Stop shooting dogs!
I must warn my readers that this column is a departure from my normally light and occasionally entertaining looks at life in Western North Carolina.
This column contains some violence, and is about adult content of the most shameless kind. It hits close to home. And that hurts.
Now don’t get me wrong, I’ve been a pretty happy camper since my wife and I moved to Waynesville. I’ve gotten involved in the community, work (if you can call it that) for the hometown newspaper, and everywhere I go, I meet wonderful people.
But recently, a number of those people — too many — have told me similar stories of how a neighbor shot their dog. That’s right, just flat out pointed a gun at their family pet and pulled the trigger.
The shooters all claim that the dogs were “killing their chickens.” Most dogs I know are happier with Alpo.
Now I must admit that I have little experience with rural living. And I understand that farmers and ranchers have to deal with “pests” of all kinds. But are guns the only way to handle varmints? I don’t think so.
And are dogs really pests?
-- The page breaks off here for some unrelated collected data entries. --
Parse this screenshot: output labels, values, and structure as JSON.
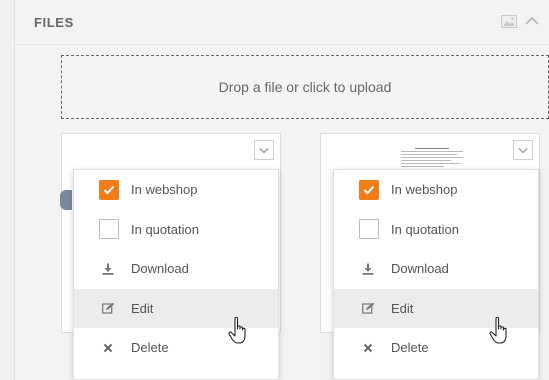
{
  "header": {
    "title": "FILES"
  },
  "dropzone": {
    "label": "Drop a file or click to upload"
  },
  "menus": [
    {
      "items": [
        {
          "label": "In webshop",
          "checked": true
        },
        {
          "label": "In quotation",
          "checked": false
        },
        {
          "label": "Download"
        },
        {
          "label": "Edit"
        },
        {
          "label": "Delete"
        }
      ]
    },
    {
      "items": [
        {
          "label": "In webshop",
          "checked": true
        },
        {
          "label": "In quotation",
          "checked": false
        },
        {
          "label": "Download"
        },
        {
          "label": "Edit"
        },
        {
          "label": "Delete"
        }
      ]
    }
  ],
  "colors": {
    "accent": "#f07c1a"
  }
}
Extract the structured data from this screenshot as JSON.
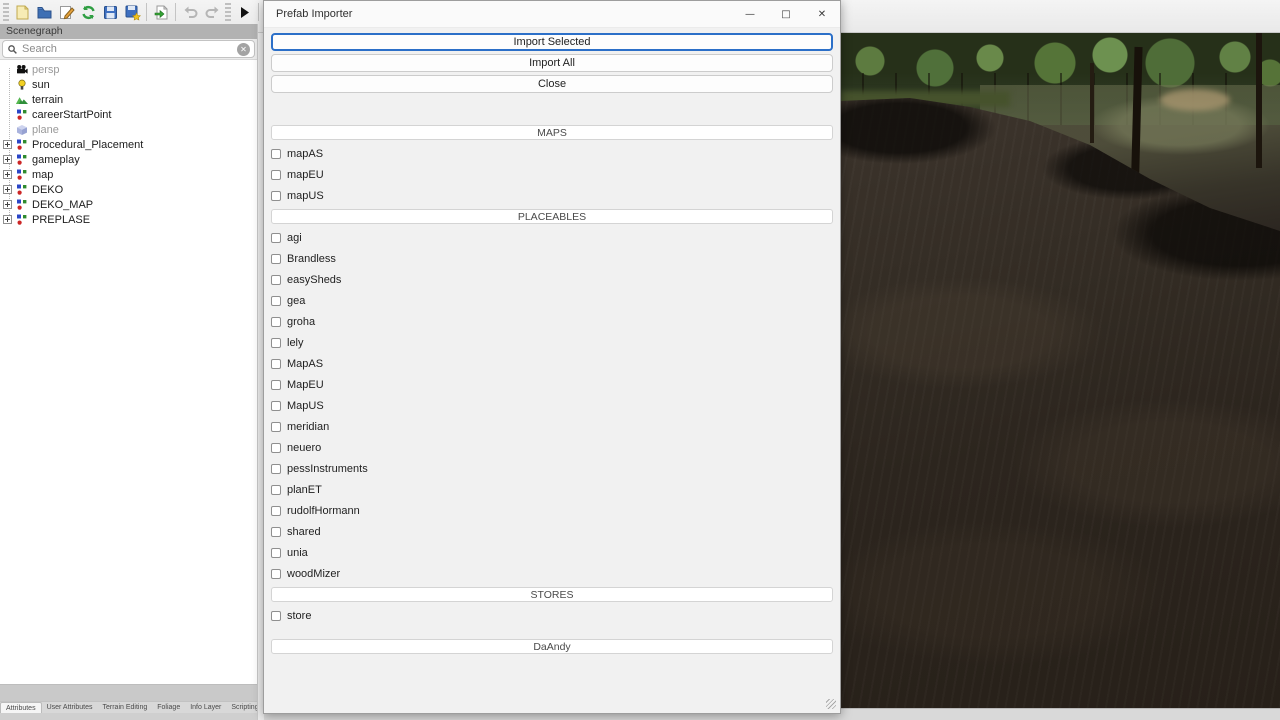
{
  "colors": {
    "accent_focus": "#2b6fc8",
    "panel_header": "#b2b2b2",
    "dialog_bg": "#f1f1f1",
    "soil_dark": "#2b2520",
    "tree_green": "#4f6d38"
  },
  "toolbar": {
    "icons": [
      "new-scene",
      "open-file",
      "edit-document",
      "reload",
      "save",
      "save-as",
      "import",
      "undo",
      "redo",
      "play",
      "toggle-visibility",
      "search"
    ]
  },
  "scenegraph": {
    "title": "Scenegraph",
    "search_placeholder": "Search",
    "nodes": [
      {
        "label": "persp",
        "icon": "camera",
        "muted": true,
        "expandable": false
      },
      {
        "label": "sun",
        "icon": "light",
        "muted": false,
        "expandable": false
      },
      {
        "label": "terrain",
        "icon": "terrain",
        "muted": false,
        "expandable": false
      },
      {
        "label": "careerStartPoint",
        "icon": "transform",
        "muted": false,
        "expandable": false
      },
      {
        "label": "plane",
        "icon": "cube",
        "muted": true,
        "expandable": false
      },
      {
        "label": "Procedural_Placement",
        "icon": "transform",
        "muted": false,
        "expandable": true
      },
      {
        "label": "gameplay",
        "icon": "transform",
        "muted": false,
        "expandable": true
      },
      {
        "label": "map",
        "icon": "transform",
        "muted": false,
        "expandable": true
      },
      {
        "label": "DEKO",
        "icon": "transform",
        "muted": false,
        "expandable": true
      },
      {
        "label": "DEKO_MAP",
        "icon": "transform",
        "muted": false,
        "expandable": true
      },
      {
        "label": "PREPLASE",
        "icon": "transform",
        "muted": false,
        "expandable": true
      }
    ]
  },
  "bottom_tabs": {
    "tabs": [
      "Attributes",
      "User Attributes",
      "Terrain Editing",
      "Foliage",
      "Info Layer",
      "Scripting"
    ],
    "active_index": 0
  },
  "dialog": {
    "title": "Prefab Importer",
    "controls": {
      "minimize": "—",
      "maximize": "□",
      "close": "✕"
    },
    "buttons": [
      "Import Selected",
      "Import All",
      "Close"
    ],
    "sections": [
      {
        "header": "MAPS",
        "items": [
          "mapAS",
          "mapEU",
          "mapUS"
        ]
      },
      {
        "header": "PLACEABLES",
        "items": [
          "agi",
          "Brandless",
          "easySheds",
          "gea",
          "groha",
          "lely",
          "MapAS",
          "MapEU",
          "MapUS",
          "meridian",
          "neuero",
          "pessInstruments",
          "planET",
          "rudolfHormann",
          "shared",
          "unia",
          "woodMizer"
        ]
      },
      {
        "header": "STORES",
        "items": [
          "store"
        ]
      }
    ],
    "footer_bar": "DaAndy"
  }
}
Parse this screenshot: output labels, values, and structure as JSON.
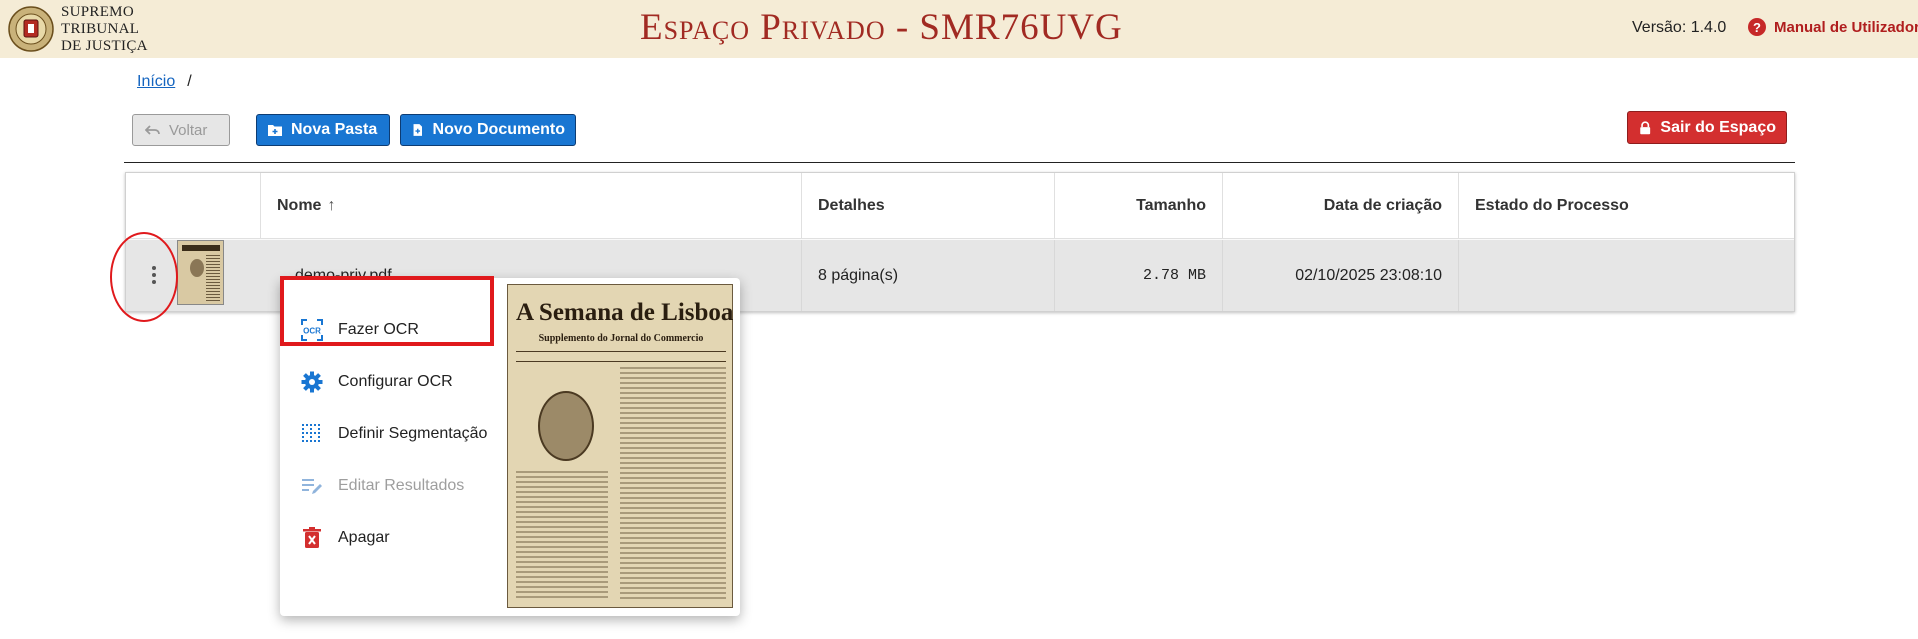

I have trouble with this, too.
Did you know? Dogs have long been considered "man’s best friend." More than one-third of American families own dogs, and there are some 80-million pooches in the U.S. — helping sightless people live better lives, working hand-in-hand with police officers, visiting the elderly, herding sheep or just quietly lying by their owner’s side, lowering their blood pressure.
The thought of someone shooting any of those dogs really raises my blood pressure, and I’m currently a “cat person.”
My wife and I recently adopted a cute little kitten named Marissa from Sarge’s Animal Rescue Foundation. (I’m sure you’ll be seeing her picture often in the pages of The Mountaineer.) Sarge’s is doing a wonderful job of saving dogs and cats, and helping the community deal with dog and cat overpopulation.
In my humble opinion, Sarge’s way of dealing with the problem is way better than guns.
As you may have read, a large dog recently bit me in the Ingles parking lot. He lunged at me from an open car window as I got out of my car. I suppose I could have picked up a gun and shot that dog on the spot. But I didn’t, I wouldn’t, and I couldn’t.
I don’t own a gun. I’m proud of that. But I also recognize that as Americans, we have the right to bear arms. But we don’t have the right to shoot dogs.
Stop shooting dogs. Dogs are someone’s pets — and even turkey's can be friends to humans, too. I still am troubled by the way Animal Control handled the needless killing of Waynesville's Thomas “Jake” Turkey.